En ces temps de réchauffement politique, les débats sur l’énergie se cristallisent sur la définition d’une nouvelle politique énergétique nationale. Selon les températures, elle planifie les échéances de sortie du nucléaire, définit la part qu’il convient de lui octroyer dans le mix énergétique ou crée une sorte d’EADS des énergies renouvelables. Etonnamment aucune d’entre elles n’évoque les mesures prisent dans le cadre des lois Grenelle. Or ces dernières donnent une large place aux territoires dans la définition et la mise en œuvre de la politique énergétique nationale.

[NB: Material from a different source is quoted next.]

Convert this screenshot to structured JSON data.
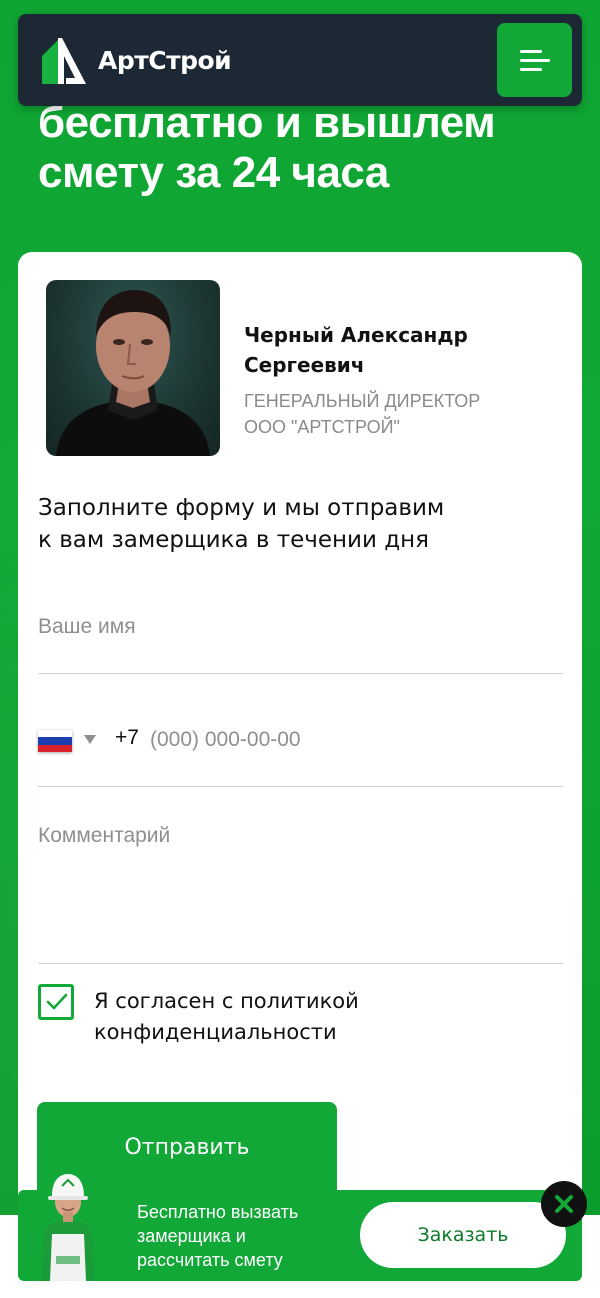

Avant fin 2012, les collectivités locales sont contraintes de réaliser des documents de planification énergétique : Plan Climat Energie Territoriaux (PCET) pour les collectivités de plus de 50 000 habitants (départements, intercommunalités, communes), Schéma Régional du Climat de l’Air et de l’Energie (SRCAE) pour les régions. Ces documents doivent analyser les potentiels de développement des énergies renouvelables sur les territoires concernés, définir des objectifs de réductions d’émissions de CO2 et de consommation d’énergie puis élaborer un plan d’action permettant de les atteindre. Les citoyens, les entreprises locales et autres parties prenantes doivent être impliqués par de larges processus de concertation dans la rédaction et la mise en œuvre de ces plans et schémas.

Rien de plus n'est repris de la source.